In his recent book on modern China, David Goldman records a conversation with a Chinese banking executive who bought data from telecom companies in order to target ads. “If you have walked by an auto dealership three times in the last few weeks, we send you a text advertising an auto loan,” he said, adding, “We wouldn’t be allowed to do that in the West.” The possibilities for this kind of digital tracking are endless, whether for companies that want to sell you things or for government busybodies that want to control your carbon footprint.

These interested parties know they have a narrow window for putting the bare bones of this system in place before the crisis atmosphere of Covid evaporates. We have an equally narrow window for preventing it.

Vaccine passports were first trialed in San Francisco and New York City. The fact that they went into effect relatively smoothly, without provoking a revolution in either city, is the number one factor emboldening other mayors to adopt them.

The only thing that will stop vaccine passports from spreading further is if the system stops working smoothly. If bar and restaurant patrons stay away, if music and sports ticket sales decline, if businesses refuse to enforce this discriminatory system until legal challenges are heard. My husband suggests that residents of Washington, D.C., should protest the vaccine passport when it comes into effect on January 15 by taking our restaurant dollars across the river to Virginia. (Weird excuse for a date night, but I’ll take it.)

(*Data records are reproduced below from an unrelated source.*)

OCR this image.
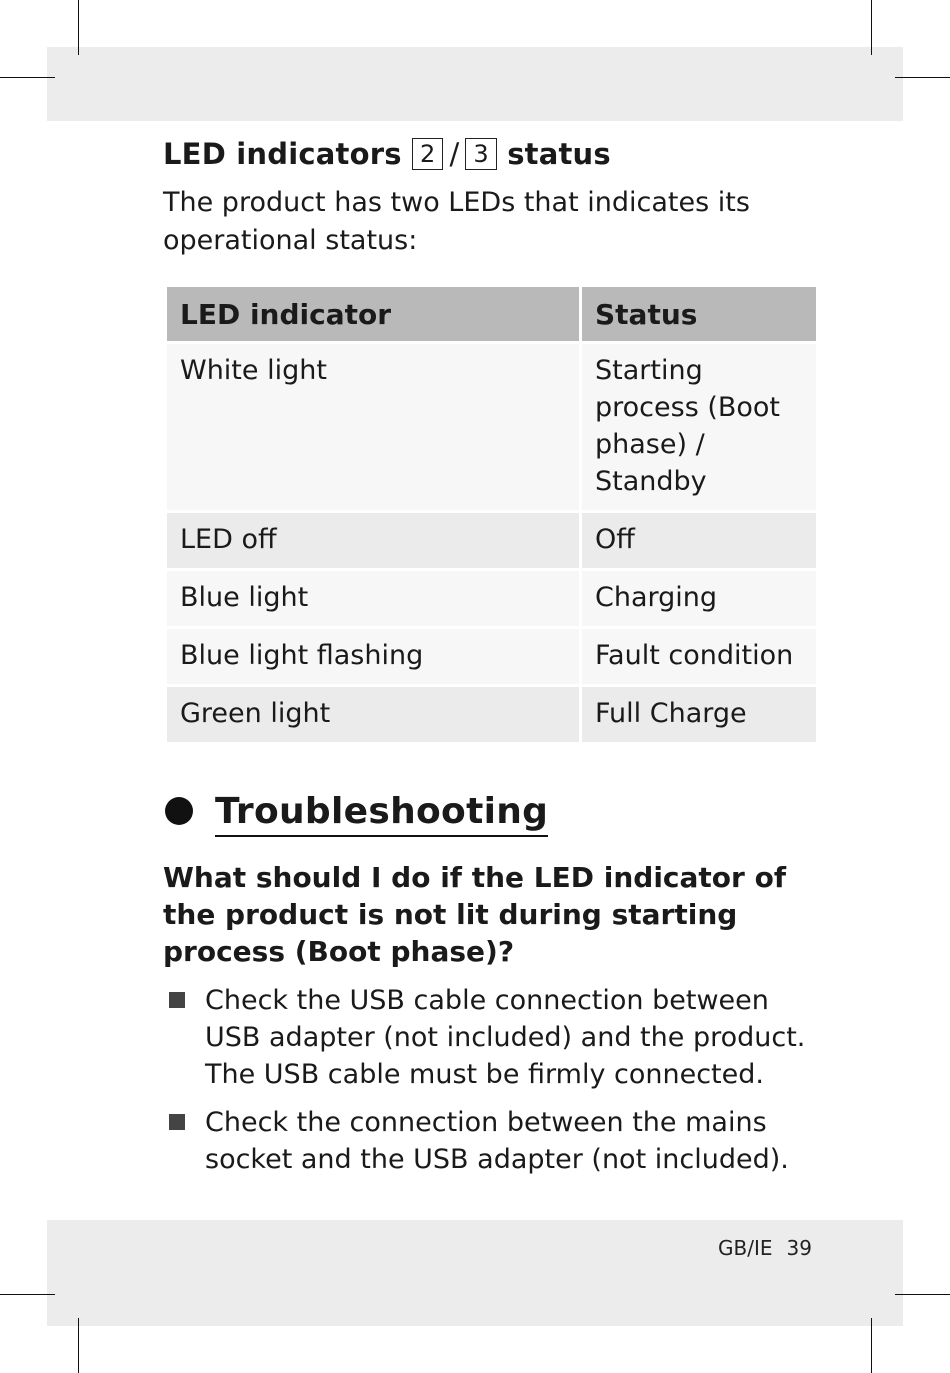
LED indicators 2 / 3 status
The product has two LEDs that indicates its operational status:
LED indicator	Status
White light	Starting process (Boot phase) / Standby
LED off	Off
Blue light	Charging
Blue light flashing	Fault condition
Green light	Full Charge
Troubleshooting
What should I do if the LED indicator of the product is not lit during starting process (Boot phase)?
Check the USB cable connection between USB adapter (not included) and the product. The USB cable must be firmly connected.
Check the connection between the mains socket and the USB adapter (not included).
GB/IE 39
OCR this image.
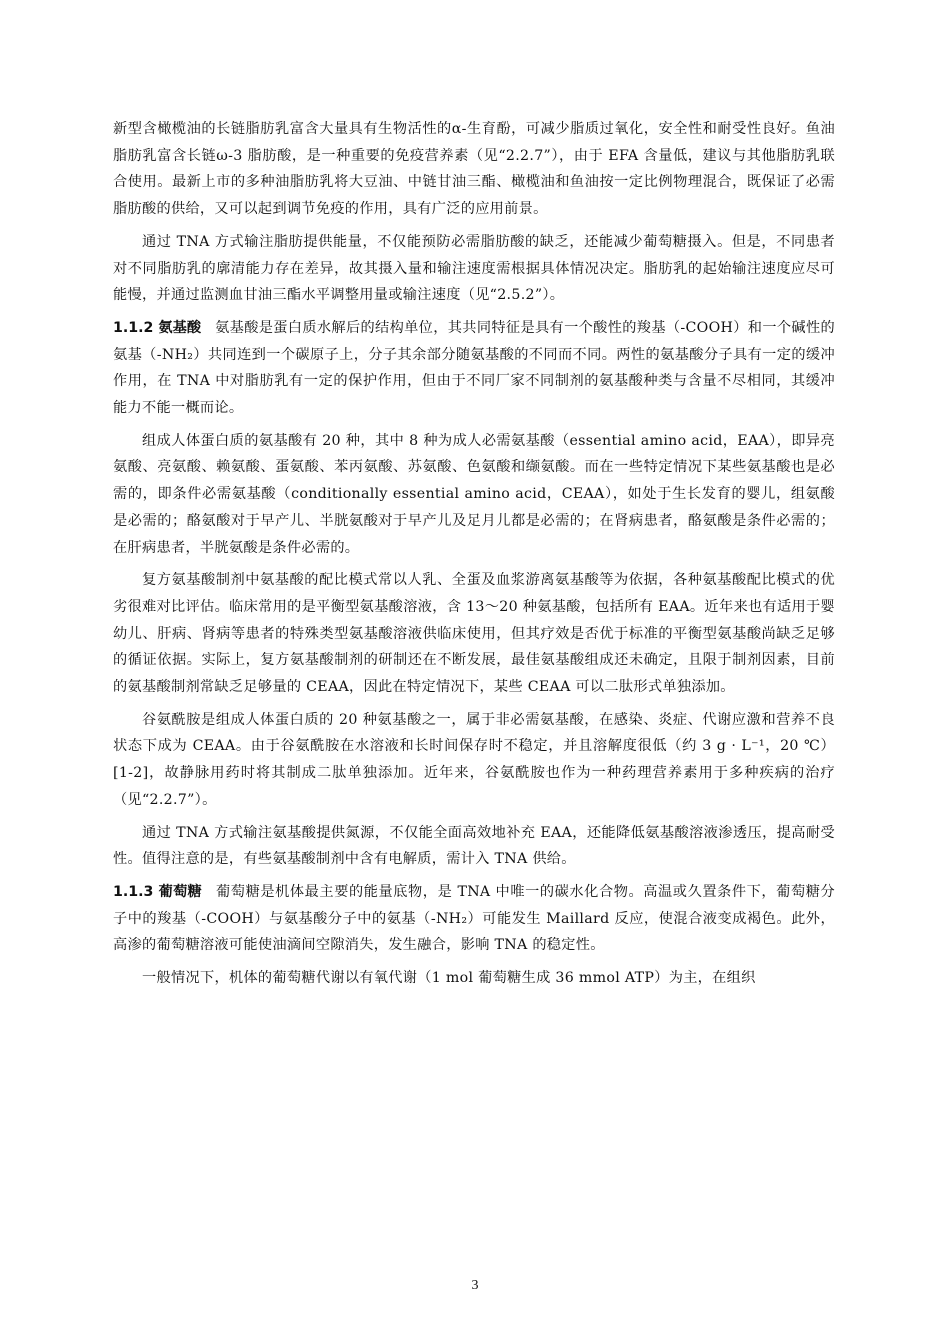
新型含橄榄油的长链脂肪乳富含大量具有生物活性的α-生育酚，可减少脂质过氧化，安全性和耐受性良好。鱼油脂肪乳富含长链ω-3 脂肪酸，是一种重要的免疫营养素（见“2.2.7”），由于 EFA 含量低，建议与其他脂肪乳联合使用。最新上市的多种油脂肪乳将大豆油、中链甘油三酯、橄榄油和鱼油按一定比例物理混合，既保证了必需脂肪酸的供给，又可以起到调节免疫的作用，具有广泛的应用前景。

通过 TNA 方式输注脂肪提供能量，不仅能预防必需脂肪酸的缺乏，还能减少葡萄糖摄入。但是，不同患者对不同脂肪乳的廓清能力存在差异，故其摄入量和输注速度需根据具体情况决定。脂肪乳的起始输注速度应尽可能慢，并通过监测血甘油三酯水平调整用量或输注速度（见“2.5.2”）。

1.1.2 氨基酸 氨基酸是蛋白质水解后的结构单位，其共同特征是具有一个酸性的羧基（-COOH）和一个碱性的氨基（-NH₂）共同连到一个碳原子上，分子其余部分随氨基酸的不同而不同。两性的氨基酸分子具有一定的缓冲作用，在 TNA 中对脂肪乳有一定的保护作用，但由于不同厂家不同制剂的氨基酸种类与含量不尽相同，其缓冲能力不能一概而论。

组成人体蛋白质的氨基酸有 20 种，其中 8 种为成人必需氨基酸（essential amino acid，EAA），即异亮氨酸、亮氨酸、赖氨酸、蛋氨酸、苯丙氨酸、苏氨酸、色氨酸和缬氨酸。而在一些特定情况下某些氨基酸也是必需的，即条件必需氨基酸（conditionally essential amino acid，CEAA），如处于生长发育的婴儿，组氨酸是必需的；酪氨酸对于早产儿、半胱氨酸对于早产儿及足月儿都是必需的；在肾病患者，酪氨酸是条件必需的；在肝病患者，半胱氨酸是条件必需的。

复方氨基酸制剂中氨基酸的配比模式常以人乳、全蛋及血浆游离氨基酸等为依据，各种氨基酸配比模式的优劣很难对比评估。临床常用的是平衡型氨基酸溶液，含 13～20 种氨基酸，包括所有 EAA。近年来也有适用于婴幼儿、肝病、肾病等患者的特殊类型氨基酸溶液供临床使用，但其疗效是否优于标准的平衡型氨基酸尚缺乏足够的循证依据。实际上，复方氨基酸制剂的研制还在不断发展，最佳氨基酸组成还未确定，且限于制剂因素，目前的氨基酸制剂常缺乏足够量的 CEAA，因此在特定情况下，某些 CEAA 可以二肽形式单独添加。

谷氨酰胺是组成人体蛋白质的 20 种氨基酸之一，属于非必需氨基酸，在感染、炎症、代谢应激和营养不良状态下成为 CEAA。由于谷氨酰胺在水溶液和长时间保存时不稳定，并且溶解度很低（约 3 g · L⁻¹，20 ℃）[1-2]，故静脉用药时将其制成二肽单独添加。近年来，谷氨酰胺也作为一种药理营养素用于多种疾病的治疗（见“2.2.7”）。

通过 TNA 方式输注氨基酸提供氮源，不仅能全面高效地补充 EAA，还能降低氨基酸溶液渗透压，提高耐受性。值得注意的是，有些氨基酸制剂中含有电解质，需计入 TNA 供给。

1.1.3 葡萄糖 葡萄糖是机体最主要的能量底物，是 TNA 中唯一的碳水化合物。高温或久置条件下，葡萄糖分子中的羧基（-COOH）与氨基酸分子中的氨基（-NH₂）可能发生 Maillard 反应，使混合液变成褐色。此外，高渗的葡萄糖溶液可能使油滴间空隙消失，发生融合，影响 TNA 的稳定性。

一般情况下，机体的葡萄糖代谢以有氧代谢（1 mol 葡萄糖生成 36 mmol ATP）为主，在组织

3
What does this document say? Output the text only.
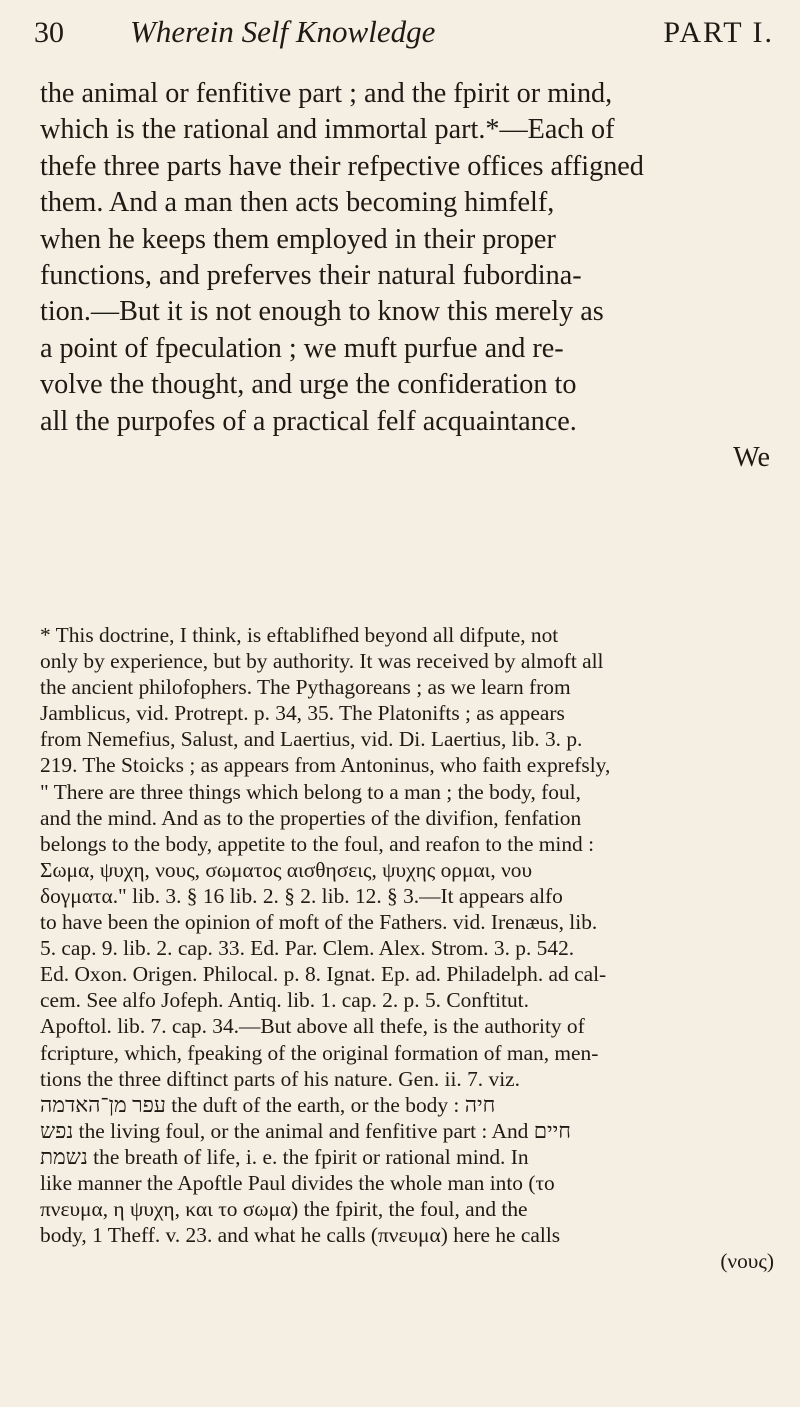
30 Wherein Self Knowledge	PART I.
the animal or fenfitive part ; and the fpirit or mind,
which is the rational and immortal part.*—Each of
thefe three parts have their refpective offices affigned
them. And a man then acts becoming himfelf,
when he keeps them employed in their proper
functions, and preferves their natural fubordina-
tion.—But it is not enough to know this merely as
a point of fpeculation ; we muft purfue and re-
volve the thought, and urge the confideration to
all the purpofes of a practical felf acquaintance.
We
* This doctrine, I think, is eftablifhed beyond all difpute, not
only by experience, but by authority. It was received by almoft all
the ancient philofophers. The Pythagoreans ; as we learn from
Jamblicus, vid. Protrept. p. 34, 35. The Platonifts ; as appears
from Nemefius, Salust, and Laertius, vid. Di. Laertius, lib. 3. p.
219. The Stoicks ; as appears from Antoninus, who faith exprefsly,
" There are three things which belong to a man ; the body, foul,
and the mind. And as to the properties of the divifion, fenfation
belongs to the body, appetite to the foul, and reafon to the mind :
Σωμα, ψυχη, νους, σωματος αισθησεις, ψυχης ορμαι, νου
δογματα." lib. 3. § 16 lib. 2. § 2. lib. 12. § 3.—It appears alfo
to have been the opinion of moft of the Fathers. vid. Irenæus, lib.
5. cap. 9. lib. 2. cap. 33. Ed. Par. Clem. Alex. Strom. 3. p. 542.
Ed. Oxon. Origen. Philocal. p. 8. Ignat. Ep. ad. Philadelph. ad cal-
cem. See alfo Jofeph. Antiq. lib. 1. cap. 2. p. 5. Conftitut.
Apoftol. lib. 7. cap. 34.—But above all thefe, is the authority of
fcripture, which, fpeaking of the original formation of man, men-
tions the three diftinct parts of his nature. Gen. ii. 7. viz.
עפר מן־האדמה the duft of the earth, or the body : חיה
נפש the living foul, or the animal and fenfitive part : And חיים
נשמת the breath of life, i. e. the fpirit or rational mind. In
like manner the Apoftle Paul divides the whole man into (το
πνευμα, η ψυχη, και το σωμα) the fpirit, the foul, and the
body, 1 Theff. v. 23. and what he calls (πνευμα) here he calls
(νους)
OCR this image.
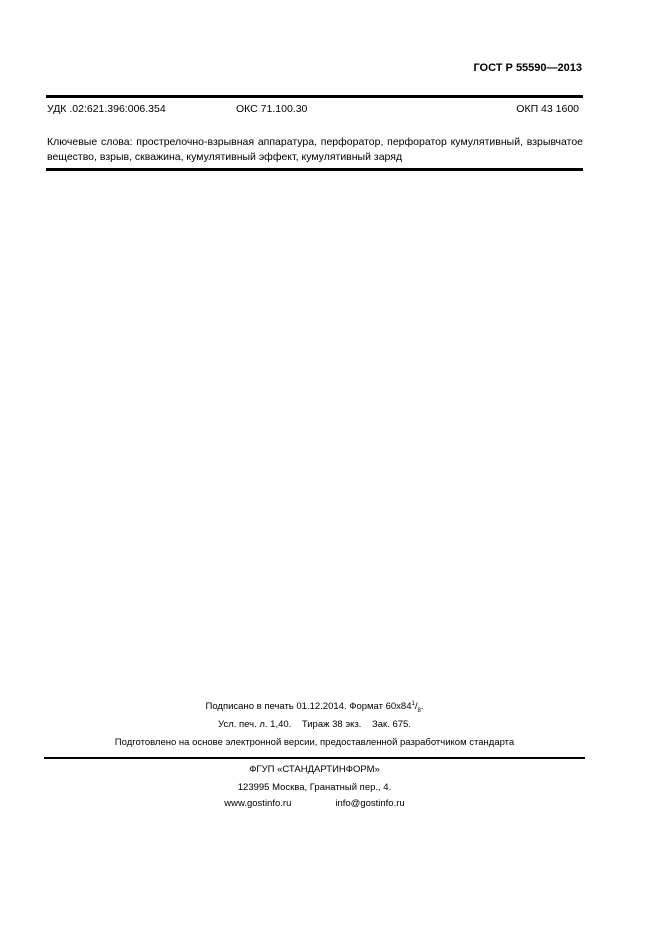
ГОСТ Р 55590—2013
УДК .02:621.396:006.354	ОКС 71.100.30	ОКП 43 1600
Ключевые слова: прострелочно-взрывная аппаратура, перфоратор, перфоратор кумулятивный, взрывчатое вещество, взрыв, скважина, кумулятивный эффект, кумулятивный заряд
Подписано в печать 01.12.2014. Формат $60х84^1/_8$.
Усл. печ. л. 1,40.    Тираж 38 экз.    Зак. 675.
Подготовлено на основе электронной версии, предоставленной разработчиком стандарта
ФГУП «СТАНДАРТИНФОРМ»
123995 Москва, Гранатный пер., 4.
www.gostinfo.ru	info@gostinfo.ru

When Gov. Jay Inslee of Washington tried to put in place a contact tracing system that recorded the name and number of every individual who walked into an indoor dining venue, he backed down after popular outcry. Digital vaccine passport apps are a much bigger threat to personal privacy. There needs to be that kind of outcry again.

It will be no consolation if vaccine passports are only implemented in a few blue cities. The Soviet Union’s internal passport system was confined to major urban centers like Moscow and St. Petersburg, plus border areas and other militarily sensitive zones. The regime focused on the areas it was important to control and let the rubes in the hinterland do whatever they wanted—at least until 1974, when universal internal passports were extended to rural residents. The geographic limitation did not make the system any less tyrannical or any less effective at marginalizing dissidents.

The sad thing about Soviet internal passports is that they were popular. When they went into effect in 1933, in Moscow alone, over a million people were forced to leave the city because they were not granted an internal passport, without which they could not obtain employment or register their children for school. An internal party communique listed the following responses from workers to the new system, as quoted in Albert Baiburin’s new book The Soviet Passport: The History, Nature, and Uses of the Internal Passport in the USSR:

“It’s good that they’re bringing in the passport system. That’s how we will get rid of the criminals.” —Yegorov, worker at the Borets factory

“It’s important to work and not be a parasite. The Soviet authorities are right not to give passports to parasites and lazy swine.” —Farm worker from the Moscow region

“Kharkov is a major industrial center, with a millionstrong population. Here, people who are totally opposed to the building of socialism have made themselves a cozy little nest. Criminal elements with no creative talents have wormed their way into our institutions. The passport will reveal the true number of Soviet citizens.” —White-collar worker from the ‘Daily Life and Labor’ cooperative

“It’s about time they introduced passports. It’s a great way to clean the dirt out of the capital.” —Stadnik, worker from the ‘Hammer & Sickle’ factory

Notice in the quotations above how seamlessly people slide from the intellectual case for passports—keeping antisocial elements out of sensitive regions—into an emotional hostility toward “parasites,” “lazy swine,” “criminal elements,” “dirt.” Passports encourage hatred and dehumanization, implying that certain people have no right to even exist alongside the rest of us. At a time of unprecedented political polarization, that is the last feeling that should be encouraged.